Parents are stewards of their children, not their owners. Children don't have any fewer rights than adults; it's just that their parents have been entrusted to exercise those rights on the child's behalf while the child is too young to exercise them competently for themselves. This stewardship is predicated on the idea that the parent has the child's best interests at heart.
Saying that children's rights are the same as that of adults simply isn't true, regardless whether one euphemistically likes to call the parent a steward or bluntly the owner of a child.
Children have rights on a legal level, but these rights are not the same as that of adults.
Where I live, children can't vote, can't buy tobacco products or booze, nor can their parent do it on their behalf.
This goes also for the things that aren't determined on a legal level, such as parents forbidding their children to cross a high-traffic road on their own, to step inside a stranger's car, or to watch violent or erotic movies.

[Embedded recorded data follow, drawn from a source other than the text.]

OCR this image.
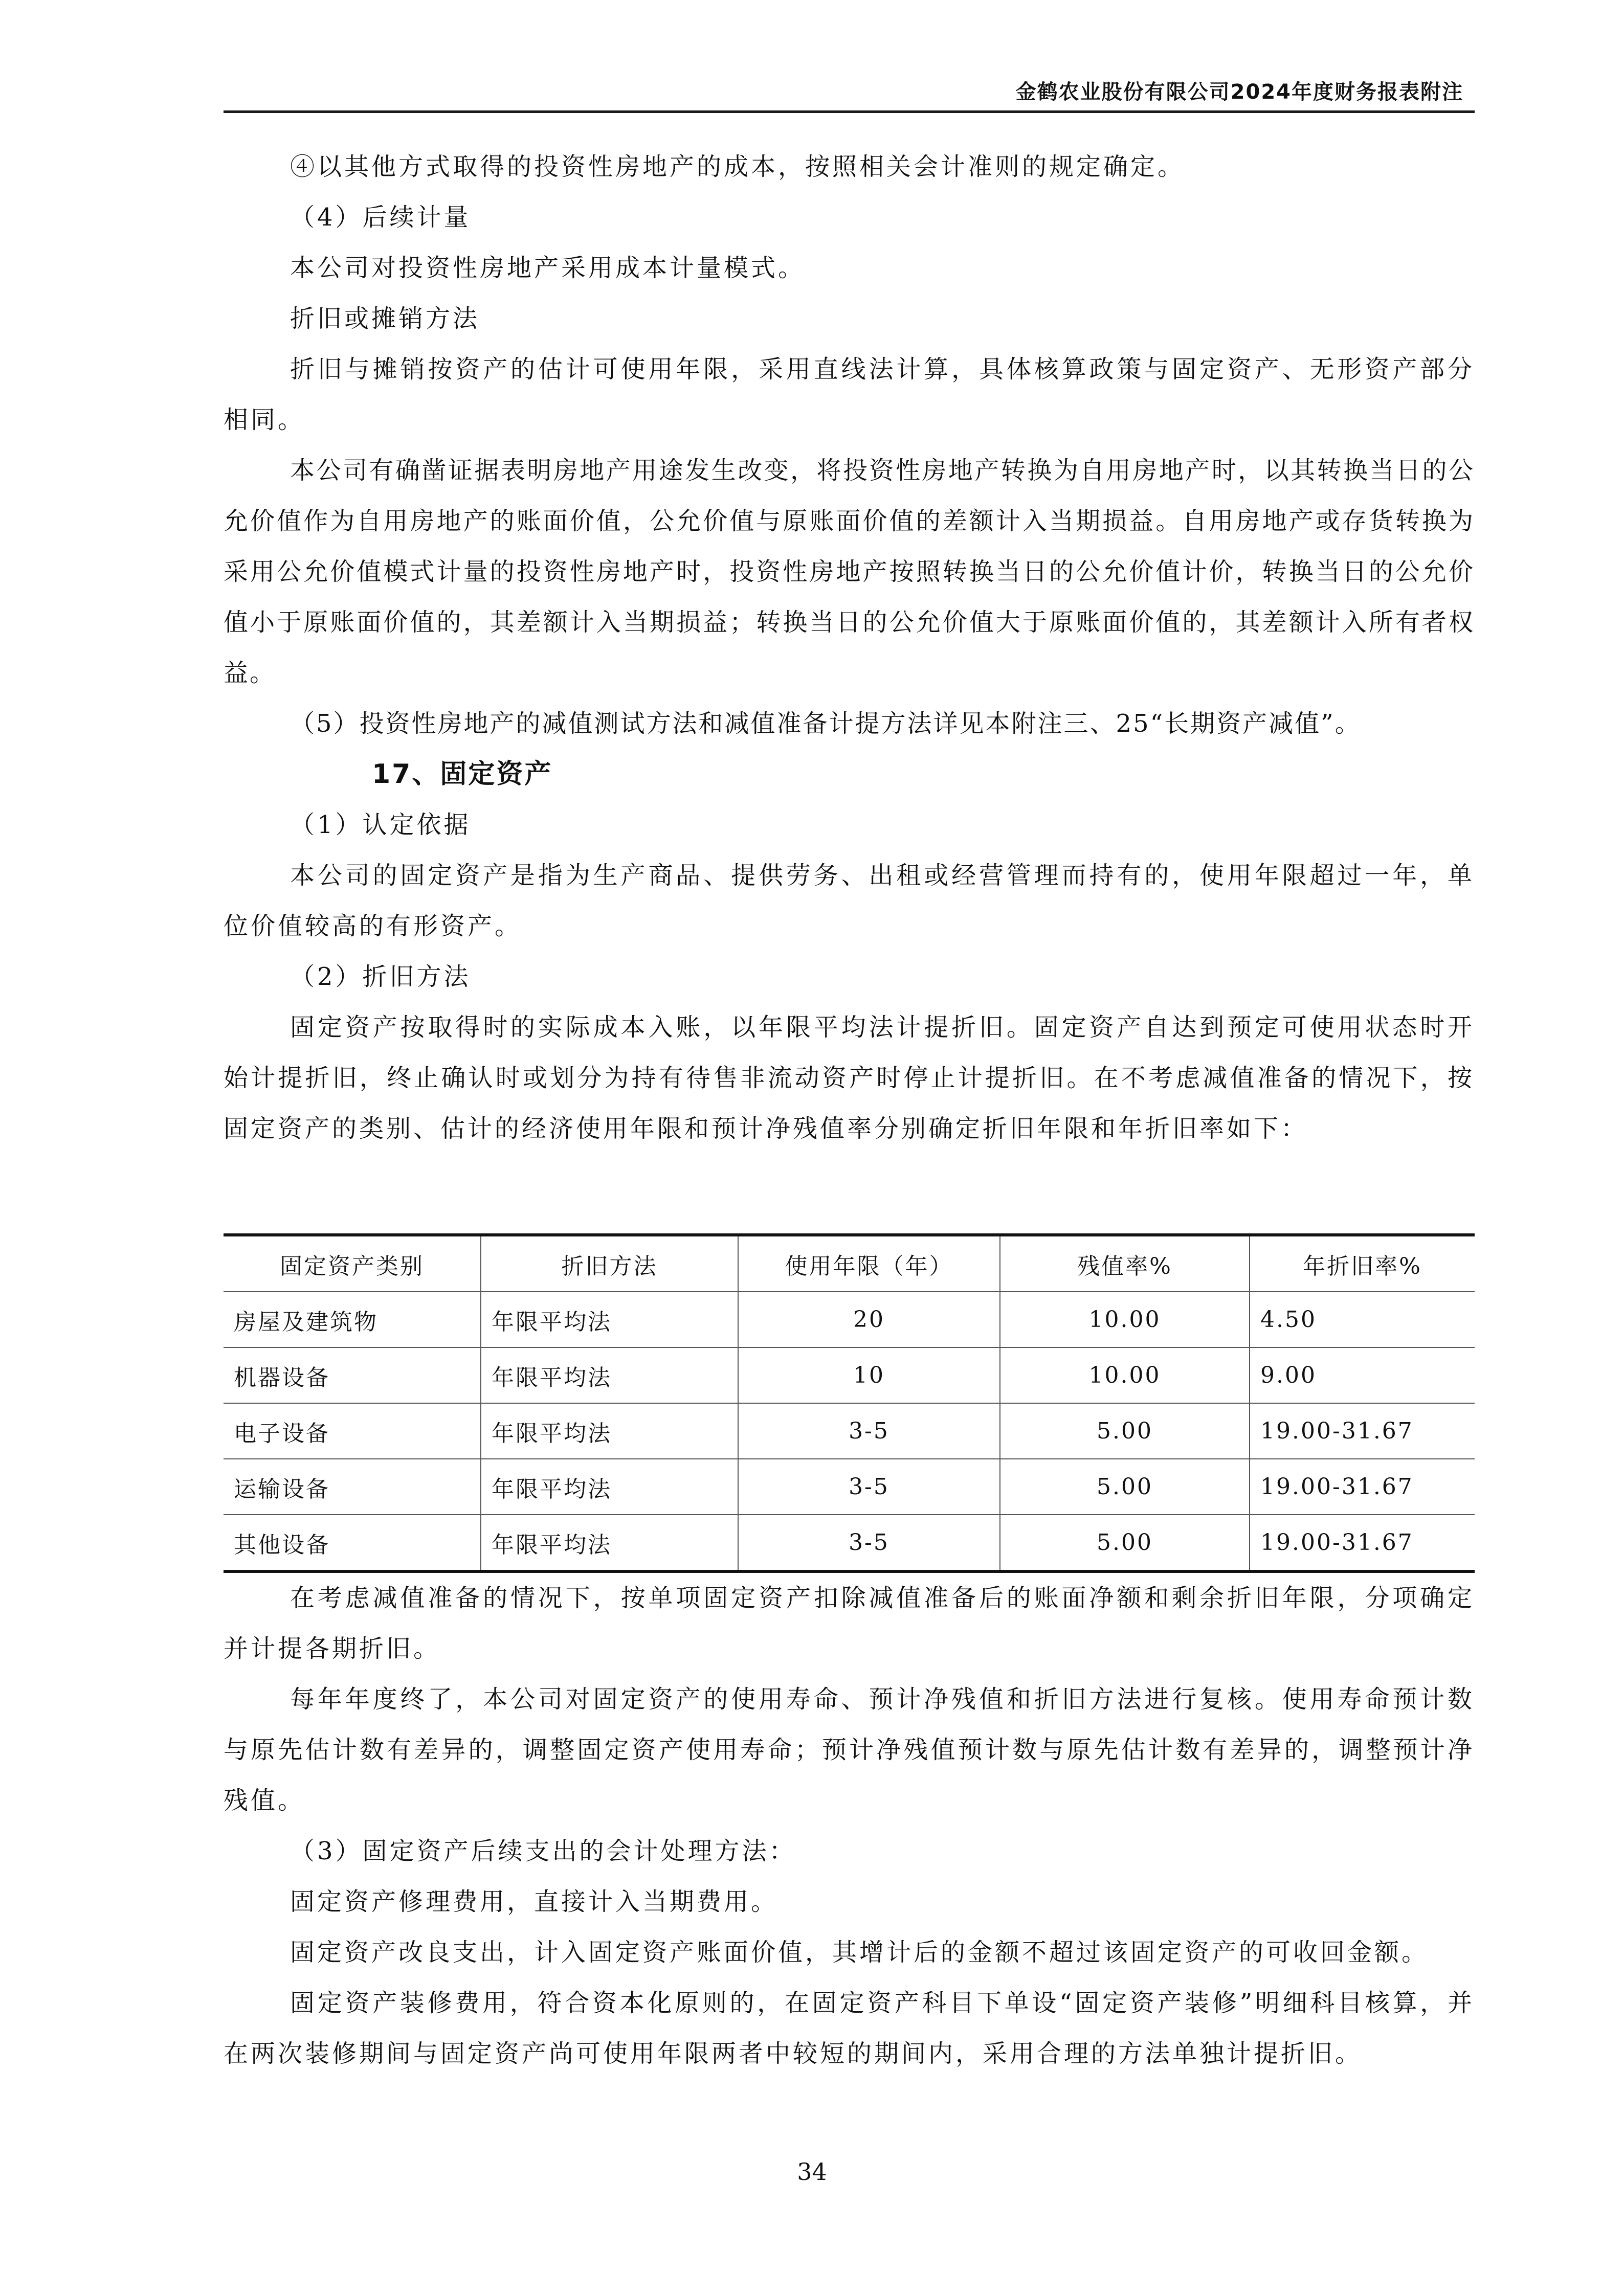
金鹤农业股份有限公司2024年度财务报表附注

④以其他方式取得的投资性房地产的成本，按照相关会计准则的规定确定。

（4）后续计量

本公司对投资性房地产采用成本计量模式。

折旧或摊销方法

折旧与摊销按资产的估计可使用年限，采用直线法计算，具体核算政策与固定资产、无形资产部分相同。

本公司有确凿证据表明房地产用途发生改变，将投资性房地产转换为自用房地产时，以其转换当日的公允价值作为自用房地产的账面价值，公允价值与原账面价值的差额计入当期损益。自用房地产或存货转换为采用公允价值模式计量的投资性房地产时，投资性房地产按照转换当日的公允价值计价，转换当日的公允价值小于原账面价值的，其差额计入当期损益；转换当日的公允价值大于原账面价值的，其差额计入所有者权益。

（5）投资性房地产的减值测试方法和减值准备计提方法详见本附注三、25“长期资产减值”。

17、固定资产

（1）认定依据

本公司的固定资产是指为生产商品、提供劳务、出租或经营管理而持有的，使用年限超过一年，单位价值较高的有形资产。

（2）折旧方法

固定资产按取得时的实际成本入账，以年限平均法计提折旧。固定资产自达到预定可使用状态时开始计提折旧，终止确认时或划分为持有待售非流动资产时停止计提折旧。在不考虑减值准备的情况下，按固定资产的类别、估计的经济使用年限和预计净残值率分别确定折旧年限和年折旧率如下：

固定资产类别	折旧方法	使用年限（年）	残值率%	年折旧率%
房屋及建筑物	年限平均法	20	10.00	4.50
机器设备	年限平均法	10	10.00	9.00
电子设备	年限平均法	3-5	5.00	19.00-31.67
运输设备	年限平均法	3-5	5.00	19.00-31.67
其他设备	年限平均法	3-5	5.00	19.00-31.67

在考虑减值准备的情况下，按单项固定资产扣除减值准备后的账面净额和剩余折旧年限，分项确定并计提各期折旧。

每年年度终了，本公司对固定资产的使用寿命、预计净残值和折旧方法进行复核。使用寿命预计数与原先估计数有差异的，调整固定资产使用寿命；预计净残值预计数与原先估计数有差异的，调整预计净残值。

（3）固定资产后续支出的会计处理方法：

固定资产修理费用，直接计入当期费用。

固定资产改良支出，计入固定资产账面价值，其增计后的金额不超过该固定资产的可收回金额。

固定资产装修费用，符合资本化原则的，在固定资产科目下单设“固定资产装修”明细科目核算，并在两次装修期间与固定资产尚可使用年限两者中较短的期间内，采用合理的方法单独计提折旧。

34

There can be a range of valid parenting approaches. For instance, it's not like there's only one choice about what to feed your child that's "proper parenting" and all other choices are wrong.
Sure, but different people belonging to the same religion don't all raise their children the exact same way, and aren't inherently incapable of learning from mistakes. You make it sound as if they are all so much different from you or me.
It's not just a matter of "not seeing the usefulness of it"; it's that there's an inherent hypocrisy in a parent imposing their religion on their child.
The whole idea of religious freedom is rooted in the idea that people should be free to follow the dictates of their beliefs and conscience. It's incoherent and absurd to say that granting this right and freedom generally could ever justify a parent trying to rob their child of the very same right and freedom.
This is very much a "your right to swing your fists ends at the tip of someone else's nose" issue.
Just because someone has been raised as a Muslim, doesn't necessarily mean their parents deny them the freedom to become something else.
I personally don't think in the spectrum of religious vs non-religious much, because I see when people do that, even the "non-religious" mindset can develop a group identity with common ways of thinking that are very similar, if not identical to what could be called indoctrination imo. It seems to me that because such people consider themselves free from the yokes of religion, they tend to be unaware of their own biases and tendencies to impose their values upon others, just like "religious" people do.
That's the point I was trying to make in my initial post.